The first time I ever saw chives I thought it was grass. Since then I sure am glad I became acquainted with this herb.
They are mainly grown for their leaves (or stems) and not the bulb. Chives are sometimes substituted for green onions due to the their milder onion taste.
When using chives, it is best to add them towards the end of the cooking process to help retain their flavor.
My favorite ways to use chives are as a topping on baked potatoes, or on top of eggs or omeletes.
The big purple, or white flower is also edible and sometimes used as a garnish.
I prefer the garlic-y taste of the garlic variety in my soups, baked potatoes and other foods. Here are some helpful tips for growing chives.
How to Plant & Care for Chives
Plant chives in an average, well-drained soil in raised beds, the garden, or in containers. They are evergreen in warmer climates but die back to the ground in cooler zones in winter.
Chives are somewhat drought tolerate and don’t require plant food or much attention besides regular cutting.

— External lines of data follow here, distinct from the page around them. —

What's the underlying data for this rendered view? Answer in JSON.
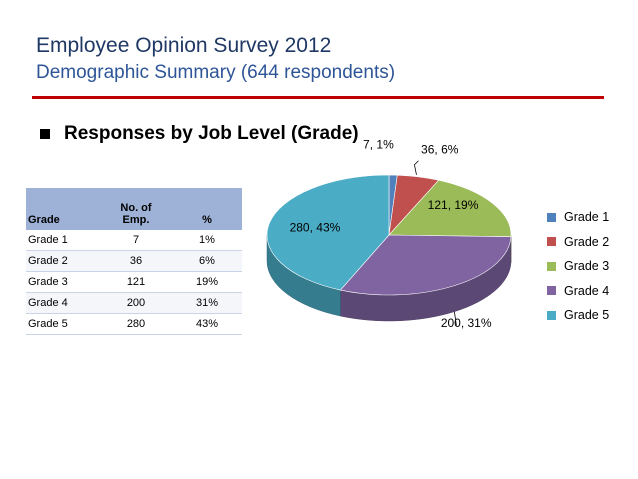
{
  "slide": {
    "title": "Employee Opinion Survey 2012",
    "subtitle": "Demographic Summary (644 respondents)",
    "bullet": "Responses by Job Level (Grade)"
  },
  "table": {
    "headers": {
      "grade": "Grade",
      "no_of": "No. of",
      "emp": "Emp.",
      "pct": "%"
    },
    "rows": [
      {
        "grade": "Grade 1",
        "emp": "7",
        "pct": "1%"
      },
      {
        "grade": "Grade 2",
        "emp": "36",
        "pct": "6%"
      },
      {
        "grade": "Grade 3",
        "emp": "121",
        "pct": "19%"
      },
      {
        "grade": "Grade 4",
        "emp": "200",
        "pct": "31%"
      },
      {
        "grade": "Grade 5",
        "emp": "280",
        "pct": "43%"
      }
    ]
  },
  "colors": {
    "title": "#1f3864",
    "subtitle": "#2e5597",
    "rule": "#c00000",
    "table_header": "#9db2d6"
  },
  "chart_data": {
    "type": "pie",
    "title": "",
    "categories": [
      "Grade 1",
      "Grade 2",
      "Grade 3",
      "Grade 4",
      "Grade 5"
    ],
    "values": [
      7,
      36,
      121,
      200,
      280
    ],
    "percent_labels": [
      "1%",
      "6%",
      "19%",
      "31%",
      "43%"
    ],
    "data_labels": [
      "7, 1%",
      "36, 6%",
      "121, 19%",
      "200, 31%",
      "280, 43%"
    ],
    "colors": [
      "#4f81bd",
      "#c0504d",
      "#9bbb59",
      "#8064a2",
      "#4bacc6"
    ],
    "style": "3d",
    "legend_position": "right"
  }
}
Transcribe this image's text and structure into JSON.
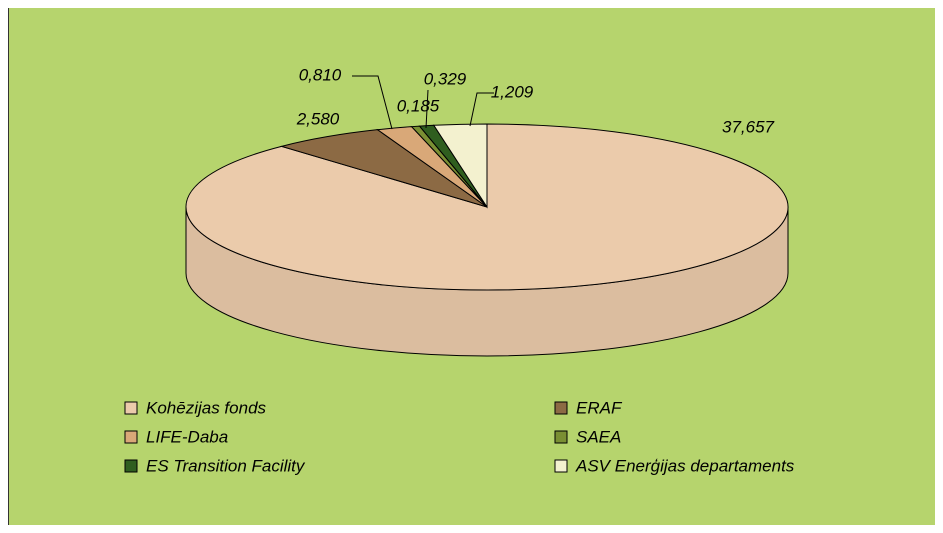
{
  "chart_data": {
    "type": "pie3d",
    "categories": [
      "Kohēzijas fonds",
      "ERAF",
      "LIFE-Daba",
      "SAEA",
      "ES Transition Facility",
      "ASV Enerģijas departaments"
    ],
    "values": [
      37.657,
      2.58,
      0.81,
      0.185,
      0.329,
      1.209
    ],
    "value_labels": [
      "37,657",
      "2,580",
      "0,810",
      "0,185",
      "0,329",
      "1,209"
    ],
    "colors": [
      "#ebcbab",
      "#8c6a44",
      "#d9a878",
      "#7a8f33",
      "#2f5e1f",
      "#f3f1cf"
    ]
  }
}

Chives can be invasive and become overcrowded, so dig and divide clumps every few years and plant the divisions in a new location, or give them to your gardening friends, if they want to grow some.
You may grow them from seed in early spring, by division, or by transplanting seedlings. There really is no need to worry about spacing, it has been my experience that they can be planted as close as three inches apart.
How to Harvest Chives
As mentioned previously, chives are grown for their leaf stems, not for the bulb or root. They are ready to cut 75-85 days when grown from seed.
Snip chives as needed by cutting through them just above the ground with scissors or a sharp knife.
They can be dried but retain their color and flavor better when frozen.
Pest & Diseases of Chives
The great thing about adding chives to your vegetable garden is that they are pest-repellent. There are not many insects or other pests that will mess with chives.
They are a very interesting addition to many meals and a great addition to your herb garden.
The first time you sprinkle some fresh chives on a baked potato with butter and bacon bits, you’ll be glad you grew this herb.